Social isolation has become an invisible epidemic in our country. Every year, more and more people are isolating themselves from the world due to unresolved or undiagnosed mood disorders, like anxiety or depression. Even when self-initiated, being cut off from the world can lead to loneliness. For older people living with HIV, feeling lonely is an all-too-common experience.
As Plus previously reported, survivor guilt and post-traumatic stress disorder are recurring themes in the lives of many who were first diagnosed in the early days of the AIDS epidemic. In New York City, nearly half of people living with HIV are over 50; in San Francisco the number of HIV-positive people over 50 has already reached 60 percent. And according to the Institute on Aging, nearly one-third of older adults living outside nursing homes or hospitals live alone.
It’s hard explaining to someone what loneliness feels like unless they’ve actually been there themselves. It has nothing to do with the amount of people around you, or whether you’re single or married, but rather a deep feeling of isolation — a lack of connection with others and the world, a feeling that no one “gets” you, thus creating a deep cycle hard to break free of.
As The New York Times points out, research suggests that loneliness is “not necessarily the result of poor social skills or lack of social support,” but rather a unique sensitivity, or heightened awareness, with social cues. For example, lonely people often see vague social cues negatively, which causes them to enter a self-preservation mindset (which makes things worse). As a result, they either push people away or cause them to withdraw from their social circle.
The suicide rate among those living with HIV has been increasing. A study published in the US National Library of Medicine National Institutes of Health showed a total 993 deaths among 5229 patients accessing antiretroviral therapy — 8.2 percent were caused by suicide.
Those living with HIV over 50 are at an increased risk of loneliness and suicide due to social stigma. As the study says, “the prevalence of mental health disorders, particularly depression, have been reported at elevated” when compared with the general population.
A consequence of loneliness is a need to balm it with individual practices. Many young men have resorted to chemsex to coat their search for love and emotional attachment. In this digital age, we have grown accustomed to shaping ourselves around social media profiles, but an invisible consequence of that is a disconnection within ourselves.

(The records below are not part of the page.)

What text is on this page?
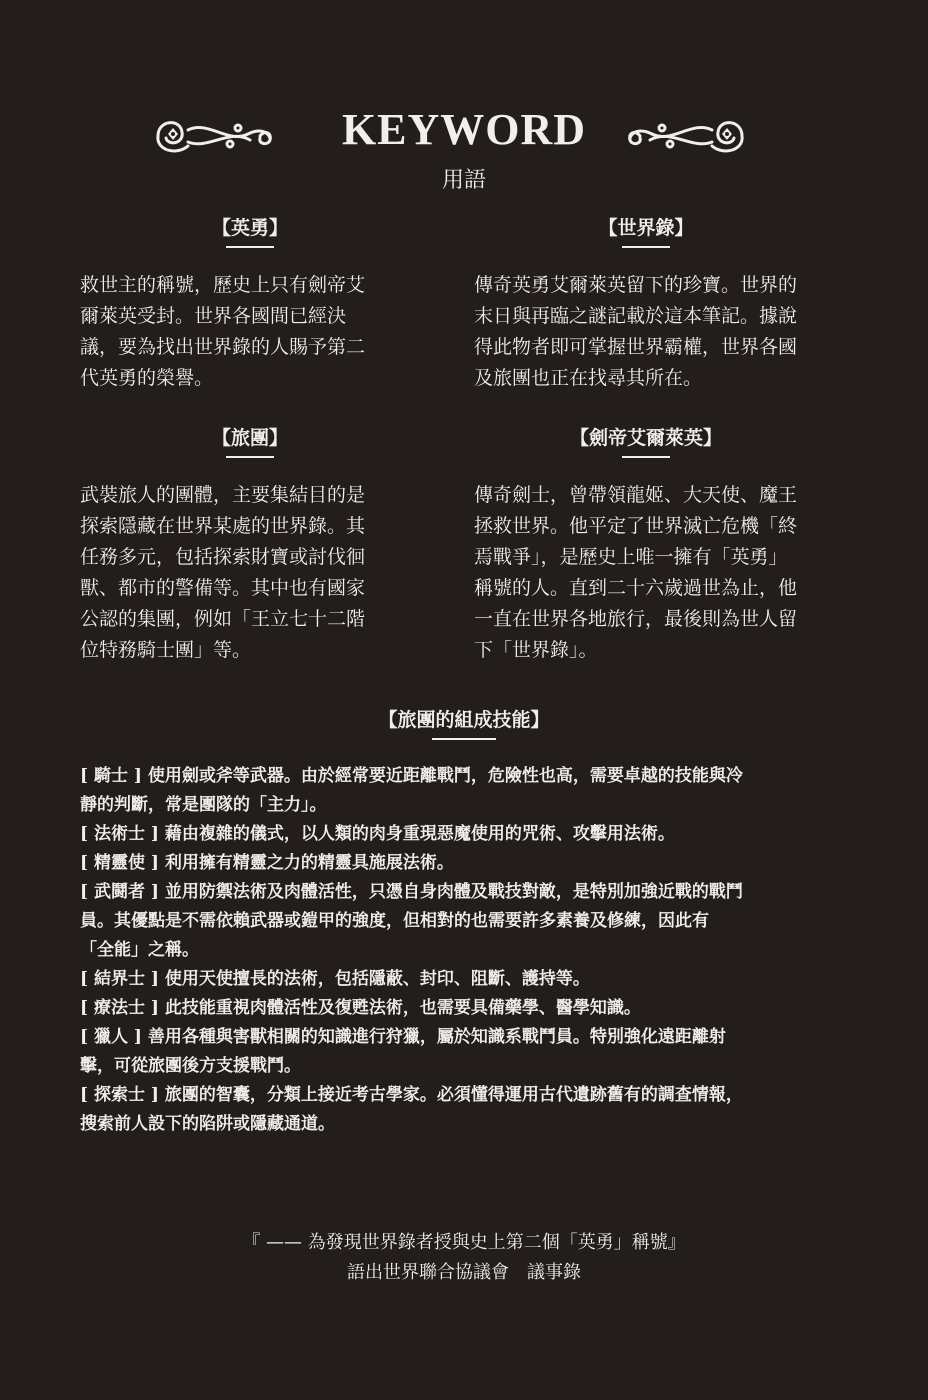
KEYWORD
用語
【英勇】
救世主的稱號，歷史上只有劍帝艾
爾萊英受封。世界各國間已經決
議，要為找出世界錄的人賜予第二
代英勇的榮譽。
【世界錄】
傳奇英勇艾爾萊英留下的珍寶。世界的
末日與再臨之謎記載於這本筆記。據說
得此物者即可掌握世界霸權，世界各國
及旅團也正在找尋其所在。
【旅團】
武裝旅人的團體，主要集結目的是
探索隱藏在世界某處的世界錄。其
任務多元，包括探索財寶或討伐徊
獸、都市的警備等。其中也有國家
公認的集團，例如「王立七十二階
位特務騎士團」等。
【劍帝艾爾萊英】
傳奇劍士，曾帶領龍姬、大天使、魔王
拯救世界。他平定了世界滅亡危機「終
焉戰爭」，是歷史上唯一擁有「英勇」
稱號的人。直到二十六歲過世為止，他
一直在世界各地旅行，最後則為世人留
下「世界錄」。
【旅團的組成技能】
[ 騎士 ] 使用劍或斧等武器。由於經常要近距離戰鬥，危險性也高，需要卓越的技能與冷
靜的判斷，常是團隊的「主力」。
[ 法術士 ] 藉由複雜的儀式，以人類的肉身重現惡魔使用的咒術、攻擊用法術。
[ 精靈使 ] 利用擁有精靈之力的精靈具施展法術。
[ 武鬪者 ] 並用防禦法術及肉體活性，只憑自身肉體及戰技對敵，是特別加強近戰的戰鬥
員。其優點是不需依賴武器或鎧甲的強度，但相對的也需要許多素養及修練，因此有
「全能」之稱。
[ 結界士 ] 使用天使擅長的法術，包括隱蔽、封印、阻斷、護持等。
[ 療法士 ] 此技能重視肉體活性及復甦法術，也需要具備藥學、醫學知識。
[ 獵人 ] 善用各種與害獸相關的知識進行狩獵，屬於知識系戰鬥員。特別強化遠距離射
擊，可從旅團後方支援戰鬥。
[ 探索士 ] 旅團的智囊，分類上接近考古學家。必須懂得運用古代遺跡舊有的調查情報，
搜索前人設下的陷阱或隱藏通道。
『 —— 為發現世界錄者授與史上第二個「英勇」稱號』
語出世界聯合協議會　議事錄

Have we forgotten about our community, and how it brought us out of the dark?
Social isolation is killing not only our spirits, but our bodies as well. Research shows that social separation disrupts sleep patterns, immune systems (which is already compromised for HIV-positive people over 50), and produced higher levels of stress hormones. It also increases the risk of heart disease by 29 percent and stroke by 32 percent, as reported in the journal Heart.
It’s time we start listening to those whose voices hide behind their tears. Loneliness is an epidemic that needs to end. Now.